What Baez makes clear in all his court appearances is that he intends to vigorously challenge the state's interpretation of what the evidence against his client shows.
Who is paying, state asks?
A continuing controversy stems from the question of how Anthony, who had no assets when arrested in July, is paying for her defense, including the hiring of nationally recognized expert witnesses. One of them, pathologist Dr. Henry Lee, testified for O.J. Simpson at his murder trial.
In March, prosecutors asked Circuit Judge Stan Strickland to investigate whether Baez was playing two potentially conflicting roles for Anthony: defense lawyer and story agent.
Assistant State Attorney Jeff Ashton speculated in a motion that Anthony's "seeming conversion from pauper to princess" could be based on sale of her photos and videos, which had appeared in national TV reports about the case.
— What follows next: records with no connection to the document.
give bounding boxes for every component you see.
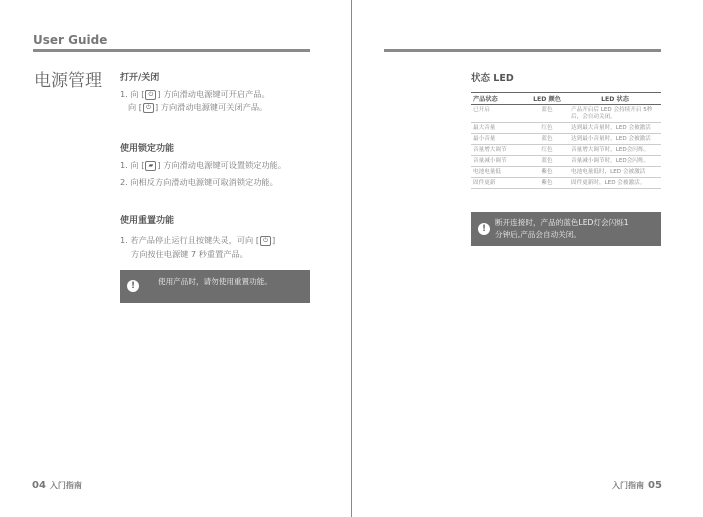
section-title: 电源管理: [34, 71, 102, 91]
table-row: [471, 178, 661, 189]
lock-icon: ▰: [145, 161, 156, 171]
exclamation-icon: !: [478, 223, 490, 235]
header-bar-right: [384, 49, 661, 52]
table-cell: 固件更新: [471, 178, 525, 189]
table-cell: 红色: [525, 123, 569, 134]
led-status-table: [471, 92, 661, 189]
lock-subtitle: 使用锁定功能: [120, 144, 175, 154]
footer-label-right: 入门指南: [612, 481, 644, 490]
table-row: [471, 123, 661, 134]
page-number-left: 04: [32, 480, 46, 491]
table-cell: 音量减小调节: [471, 156, 525, 167]
table-row: [471, 145, 661, 156]
footer-label-left: 入门指南: [49, 481, 82, 490]
power-subtitle: 打开/关闭: [120, 73, 160, 83]
table-cell: 音量增大调节: [471, 145, 525, 156]
table-header: 产品状态: [471, 93, 525, 105]
lock-line-1: 1. 向 [ ▰ ] 方向滑动电源键可设置锁定功能。: [120, 160, 287, 170]
table-row: [471, 134, 661, 145]
table-row: [471, 167, 661, 178]
table-cell: 蓝色: [525, 134, 569, 145]
table-cell: 红色: [525, 145, 569, 156]
table-cell: 最小音量: [471, 134, 525, 145]
lock-line-2: 2. 向相反方向滑动电源键可取消锁定功能。: [120, 177, 278, 187]
table-cell: 紫色: [525, 167, 569, 178]
power-line-2: 向 [ ⏻ ] 方向滑动电源键可关闭产品。: [128, 102, 268, 112]
table-cell: 紫色: [525, 178, 569, 189]
header-bar: [33, 49, 310, 52]
table-cell: 产品开启后 LED 会持续开启 5秒后，会自动关闭。: [569, 105, 661, 123]
page-number-right: 05: [648, 480, 662, 491]
reset-warning-box: [120, 270, 310, 303]
reset-line-2: 方向按住电源键 7 秒重置产品。: [131, 249, 248, 259]
table-cell: 达到最小音量时，LED 会被激活: [569, 134, 661, 145]
disconnect-warning-line-1: 断开连接时，产品的蓝色LED灯会闪烁1: [495, 218, 629, 227]
power-icon: ⏻: [145, 90, 156, 100]
led-title: 状态 LED: [471, 73, 514, 84]
table-header: LED 颜色: [525, 93, 569, 105]
table-cell: 最大音量: [471, 123, 525, 134]
table-cell: 电池电量低: [471, 167, 525, 178]
table-row: [471, 105, 661, 123]
table-cell: 音量增大调节时，LED会闪烁。: [569, 145, 661, 156]
reset-warning-text: 使用产品时，请勿使用重置功能。: [158, 277, 272, 286]
reset-line-1: 1. 若产品停止运行且按键失灵，可向 [ ⏻ ]: [120, 235, 276, 245]
page-divider: [351, 0, 352, 517]
table-cell: 固件更新时，LED 会被激活。: [569, 178, 661, 189]
power-icon: ⏻: [143, 103, 154, 113]
header-label: User Guide: [33, 33, 108, 47]
table-cell: 已开启: [471, 105, 525, 123]
disconnect-warning-line-2: 分钟后,产品会自动关闭。: [495, 230, 581, 239]
table-row: [471, 156, 661, 167]
table-header: LED 状态: [569, 93, 661, 105]
disconnect-warning-box: [471, 212, 661, 246]
table-cell: 蓝色: [525, 105, 569, 123]
footer-left: [28, 480, 82, 491]
table-cell: 蓝色: [525, 156, 569, 167]
table-cell: 电池电量低时，LED 会被激活: [569, 167, 661, 178]
power-icon: ⏻: [260, 236, 271, 246]
table-cell: 音量减小调节时，LED会闪烁。: [569, 156, 661, 167]
table-cell: 达到最大音量时，LED 会被激活: [569, 123, 661, 134]
reset-subtitle: 使用重置功能: [120, 216, 175, 226]
power-line-1: 1. 向 [ ⏻ ] 方向滑动电源键可开启产品。: [120, 89, 270, 99]
footer-right: [612, 480, 666, 491]
exclamation-icon: !: [127, 280, 139, 292]
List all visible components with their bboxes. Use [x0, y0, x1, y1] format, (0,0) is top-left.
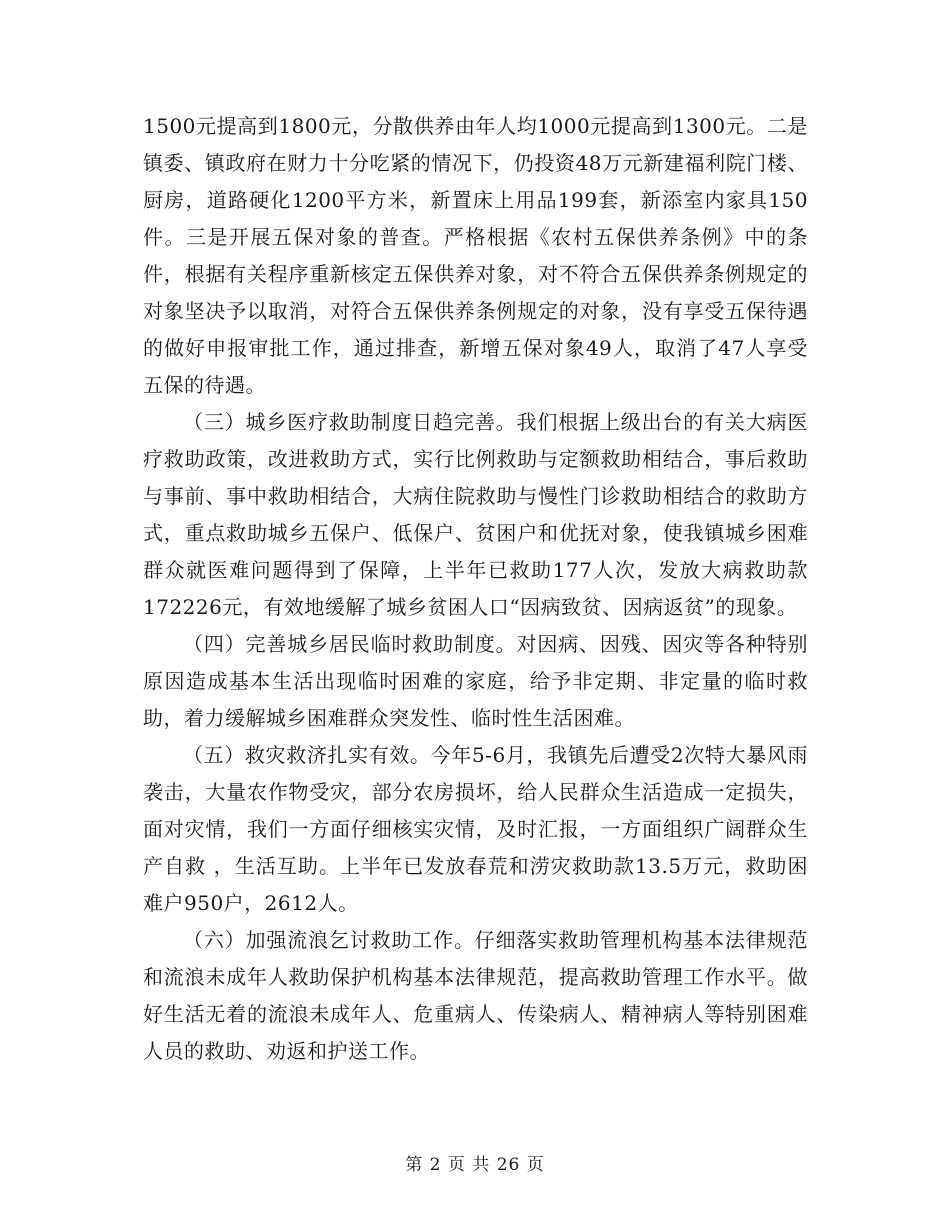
document-body [143, 108, 808, 1070]
page-footer: 第 2 页 共 26 页 [405, 1155, 545, 1175]
paragraph-welfare-continued: 1500元提高到1800元，分散供养由年人均1000元提高到1300元。二是镇委、镇政府在财力十分吃紧的情况下，仍投资48万元新建福利院门楼、厨房，道路硬化1200平方米，新置床上用品199套，新添室内家具150件。三是开展五保对象的普查。严格根据《农村五保供养条例》中的条件，根据有关程序重新核定五保供养对象，对不符合五保供养条例规定的对象坚决予以取消，对符合五保供养条例规定的对象，没有享受五保待遇的做好申报审批工作，通过排查，新增五保对象49人，取消了47人享受五保的待遇。 [143, 114, 808, 397]
paragraph-temporary-aid: （四）完善城乡居民临时救助制度。对因病、因残、因灾等各种特别原因造成基本生活出现临时困难的家庭，给予非定期、非定量的临时救助，着力缓解城乡困难群众突发性、临时性生活困难。 [143, 632, 808, 730]
paragraph-disaster-relief: （五）救灾救济扎实有效。今年5-6月，我镇先后遭受2次特大暴风雨袭击，大量农作物受灾，部分农房损坏，给人民群众生活造成一定损失，面对灾情，我们一方面仔细核实灾情，及时汇报，一方面组织广阔群众生产自救 ，生活互助。上半年已发放春荒和涝灾救助款13.5万元，救助困难户950户，2612人。 [143, 743, 808, 915]
paragraph-vagrant-aid: （六）加强流浪乞讨救助工作。仔细落实救助管理机构基本法律规范和流浪未成年人救助保护机构基本法律规范，提高救助管理工作水平。做好生活无着的流浪未成年人、危重病人、传染病人、精神病人等特别困难人员的救助、劝返和护送工作。 [143, 928, 808, 1063]
paragraph-medical-aid: （三）城乡医疗救助制度日趋完善。我们根据上级出台的有关大病医疗救助政策，改进救助方式，实行比例救助与定额救助相结合，事后救助与事前、事中救助相结合，大病住院救助与慢性门诊救助相结合的救助方式，重点救助城乡五保户、低保户、贫困户和优抚对象，使我镇城乡困难群众就医难问题得到了保障，上半年已救助177人次，发放大病救助款172226元，有效地缓解了城乡贫困人口“因病致贫、因病返贫”的现象。 [143, 410, 808, 619]
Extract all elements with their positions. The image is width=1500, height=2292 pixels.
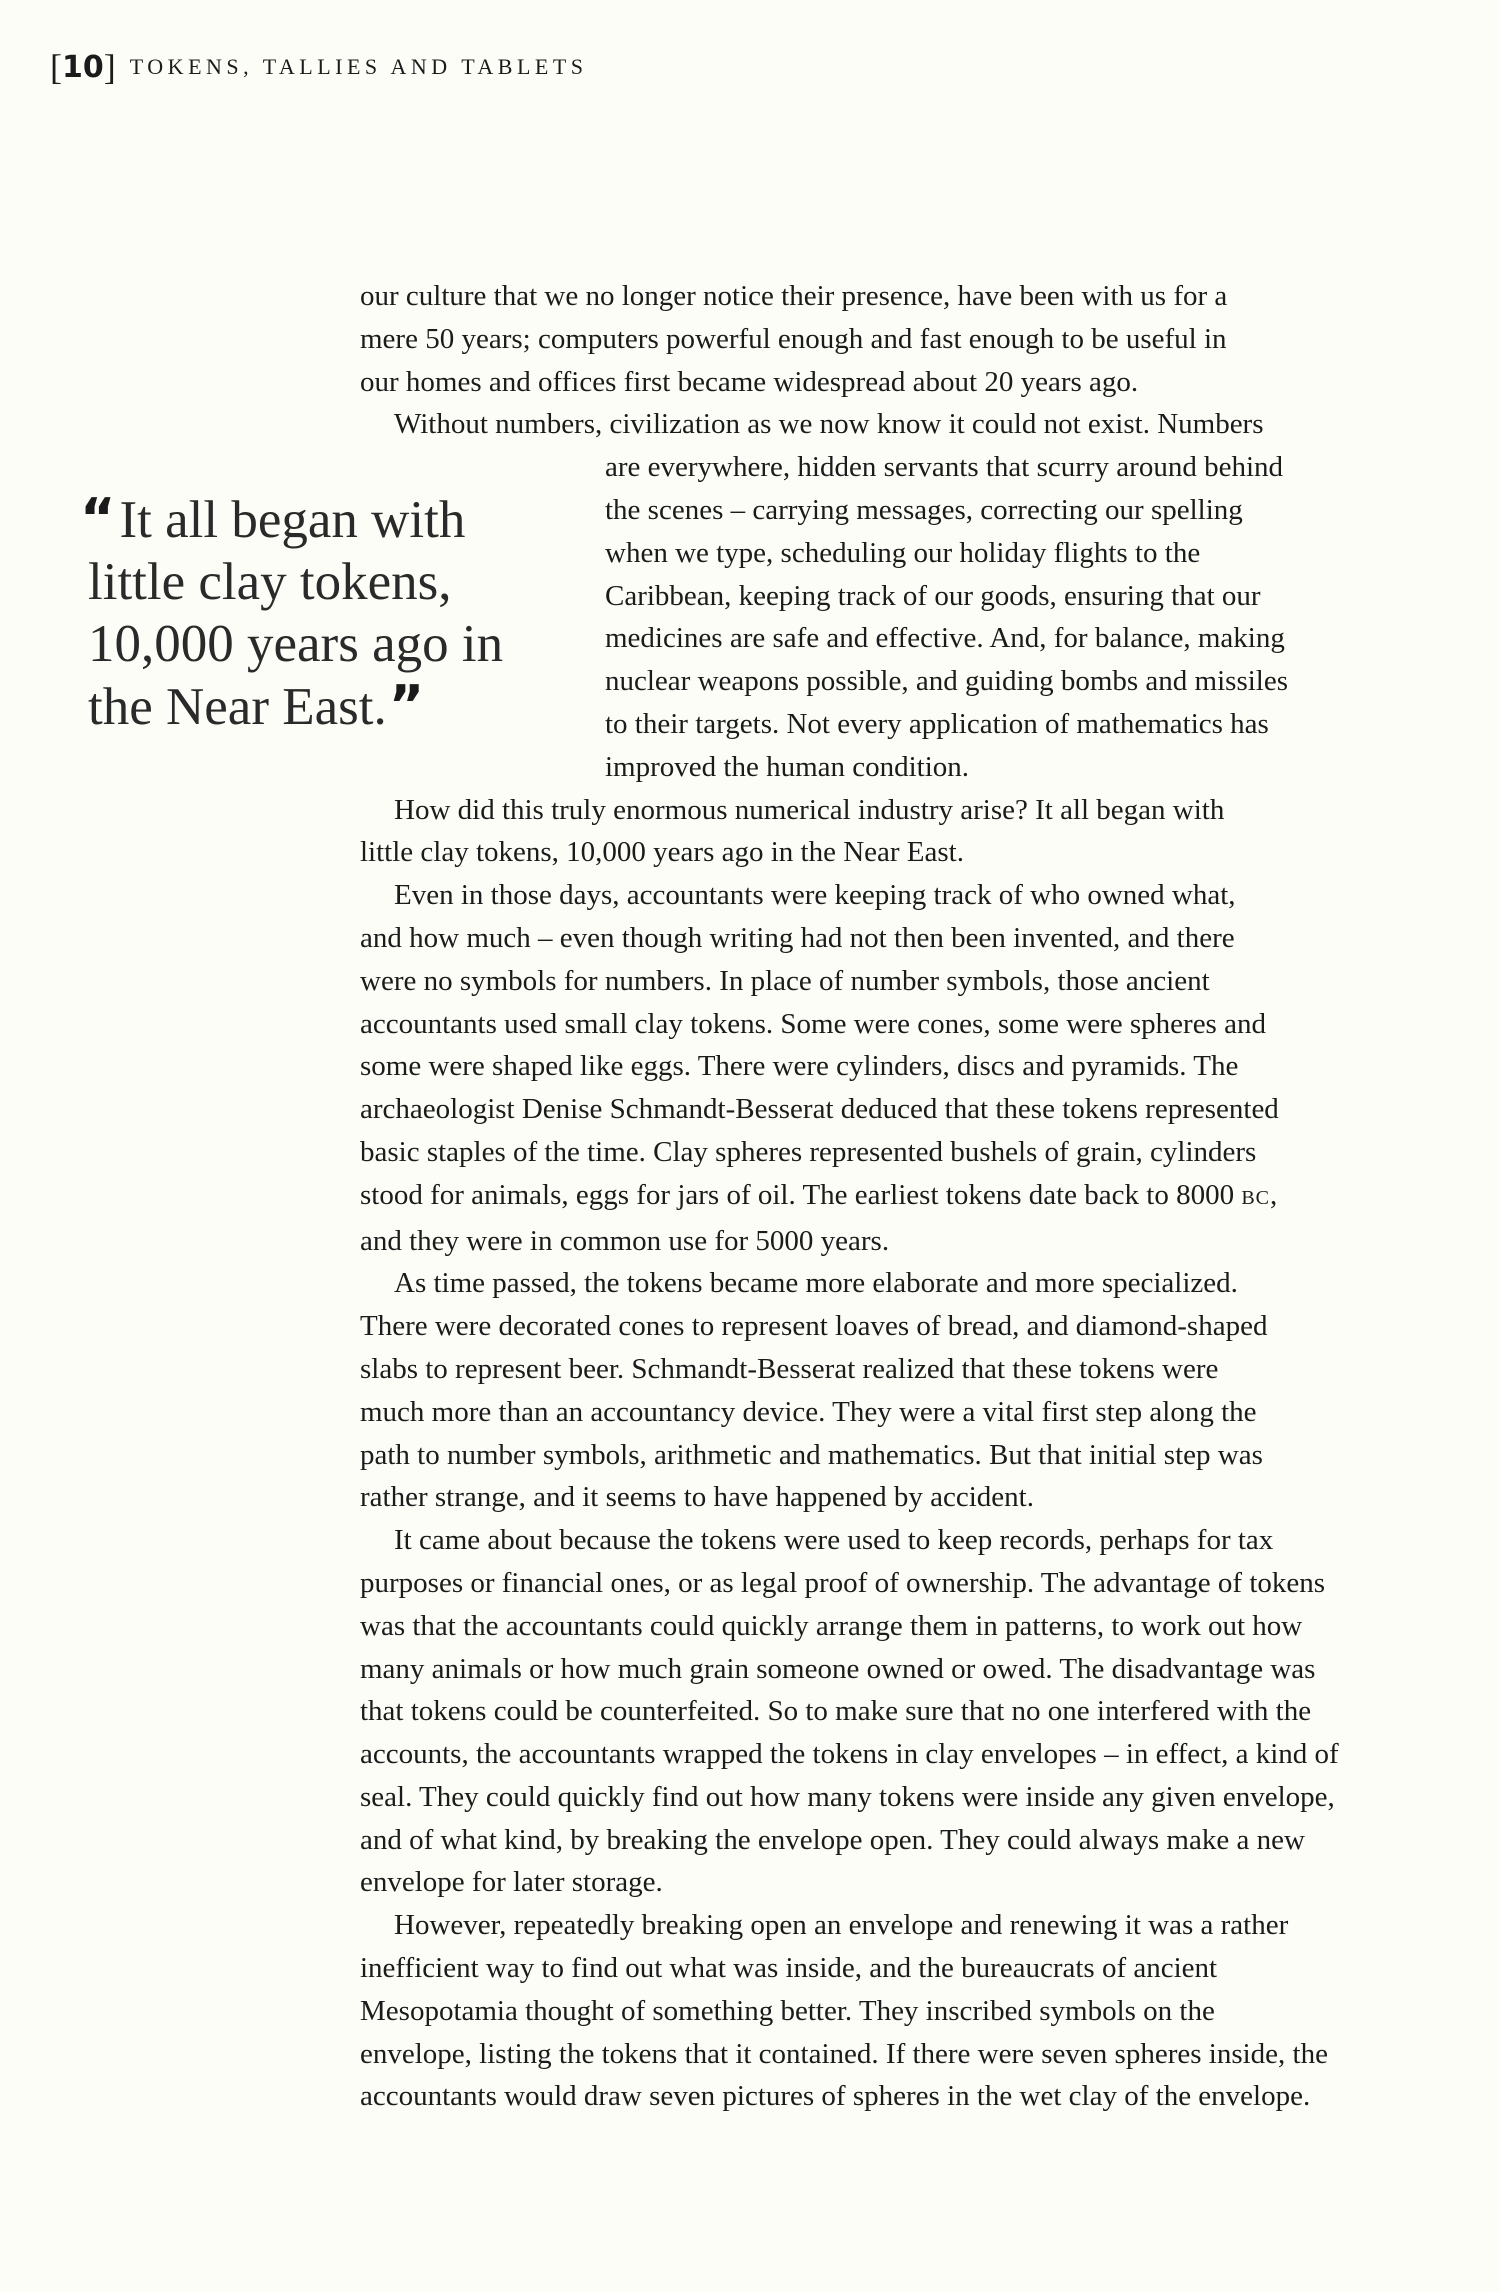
text-line: archaeologist Denise Schmandt-Besserat deduced that these tokens represented bbox=[360, 1093, 1279, 1126]
pull-quote-line: little clay tokens, bbox=[88, 553, 452, 611]
text-line: and they were in common use for 5000 years. bbox=[360, 1224, 890, 1257]
running-title: TOKENS, TALLIES AND TABLETS bbox=[129, 54, 588, 79]
pull-quote-line: the Near East. bbox=[88, 678, 387, 736]
close-quote-mark: ” bbox=[388, 674, 425, 737]
text-line: accountants would draw seven pictures of spheres in the wet clay of the envelope. bbox=[360, 2080, 1311, 2113]
text-line: medicines are safe and effective. And, for balance, making bbox=[605, 622, 1285, 655]
text-line: nuclear weapons possible, and guiding bombs and missiles bbox=[605, 665, 1289, 698]
text-line: There were decorated cones to represent loaves of bread, and diamond-shaped bbox=[360, 1310, 1268, 1343]
text-line: Caribbean, keeping track of our goods, ensuring that our bbox=[605, 579, 1261, 612]
small-caps-abbreviation: BC bbox=[1241, 1186, 1271, 1209]
text-line: some were shaped like eggs. There were cylinders, discs and pyramids. The bbox=[360, 1050, 1239, 1083]
text-line: accountants used small clay tokens. Some were cones, some were spheres and bbox=[360, 1007, 1266, 1040]
text-line: Mesopotamia thought of something better. They inscribed symbols on the bbox=[360, 1994, 1215, 2027]
page-number-bracket-close: ] bbox=[103, 47, 116, 87]
text-line: was that the accountants could quickly arrange them in patterns, to work out how bbox=[360, 1609, 1303, 1642]
text-line: Without numbers, civilization as we now know it could not exist. Numbers bbox=[394, 408, 1264, 441]
text-line: were no symbols for numbers. In place of number symbols, those ancient bbox=[360, 964, 1210, 997]
pull-quote-line: It all began with bbox=[119, 491, 466, 549]
text-line: How did this truly enormous numerical industry arise? It all began with bbox=[394, 793, 1225, 826]
pull-quote-line: 10,000 years ago in bbox=[88, 615, 504, 673]
text-line: to their targets. Not every application of mathematics has bbox=[605, 707, 1269, 740]
text-line: envelope for later storage. bbox=[360, 1866, 663, 1899]
text-line: mere 50 years; computers powerful enough and fast enough to be useful in bbox=[360, 322, 1227, 355]
text-line: and how much – even though writing had not then been invented, and there bbox=[360, 921, 1235, 954]
text-line: path to number symbols, arithmetic and mathematics. But that initial step was bbox=[360, 1438, 1263, 1471]
text-line: are everywhere, hidden servants that scurry around behind bbox=[605, 451, 1284, 484]
text-line: However, repeatedly breaking open an envelope and renewing it was a rather bbox=[394, 1909, 1289, 1942]
text-line: Even in those days, accountants were keeping track of who owned what, bbox=[394, 879, 1236, 912]
text-line: accounts, the accountants wrapped the tokens in clay envelopes – in effect, a kind of bbox=[360, 1738, 1339, 1771]
body-text bbox=[360, 275, 1398, 2118]
text-segment: , bbox=[1270, 1178, 1278, 1211]
text-line: little clay tokens, 10,000 years ago in the Near East. bbox=[360, 836, 964, 869]
page-number-bracket-open: [ bbox=[50, 47, 62, 87]
text-line: envelope, listing the tokens that it contained. If there were seven spheres inside, the bbox=[360, 2037, 1328, 2070]
text-line bbox=[360, 1174, 1398, 1220]
text-line: much more than an accountancy device. They were a vital first step along the bbox=[360, 1395, 1257, 1428]
text-line: basic staples of the time. Clay spheres represented bushels of grain, cylinders bbox=[360, 1135, 1257, 1168]
text-line: As time passed, the tokens became more elaborate and more specialized. bbox=[394, 1267, 1238, 1300]
text-segment: stood for animals, eggs for jars of oil. The earliest tokens date back to 8000 bbox=[360, 1178, 1235, 1211]
text-line: It came about because the tokens were used to keep records, perhaps for tax bbox=[394, 1524, 1274, 1557]
text-line: many animals or how much grain someone owned or owed. The disadvantage was bbox=[360, 1652, 1316, 1685]
running-header bbox=[50, 46, 588, 88]
text-line: slabs to represent beer. Schmandt-Besserat realized that these tokens were bbox=[360, 1352, 1219, 1385]
text-line: rather strange, and it seems to have happened by accident. bbox=[360, 1481, 1034, 1514]
text-line: our homes and offices first became widespread about 20 years ago. bbox=[360, 365, 1139, 398]
text-line: seal. They could quickly find out how many tokens were inside any given envelope, bbox=[360, 1780, 1335, 1813]
text-line: when we type, scheduling our holiday flights to the bbox=[605, 536, 1201, 569]
text-line: and of what kind, by breaking the envelope open. They could always make a new bbox=[360, 1823, 1305, 1856]
text-line: that tokens could be counterfeited. So to make sure that no one interfered with the bbox=[360, 1695, 1312, 1728]
text-line: inefficient way to find out what was inside, and the bureaucrats of ancient bbox=[360, 1952, 1218, 1985]
text-line: the scenes – carrying messages, correcting our spelling bbox=[605, 493, 1243, 526]
text-line: improved the human condition. bbox=[605, 750, 970, 783]
page-number: 10 bbox=[62, 50, 104, 85]
open-quote-mark: “ bbox=[80, 487, 116, 550]
text-line: purposes or financial ones, or as legal proof of ownership. The advantage of tokens bbox=[360, 1566, 1326, 1599]
text-line: our culture that we no longer notice their presence, have been with us for a bbox=[360, 280, 1228, 312]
He further speculated whether Baez could be managing both her assets and her defense.
TV networks admit that they often pay "licensing fees" for videos and photos, but they will not say whether — and whom — they paid to use photos and video of Anthony and her family.
Strickland refused to step in after Baez denied having any arrangement with Anthony to sell her story. Baez accused prosecutors of trying to intimidate and embarrass him.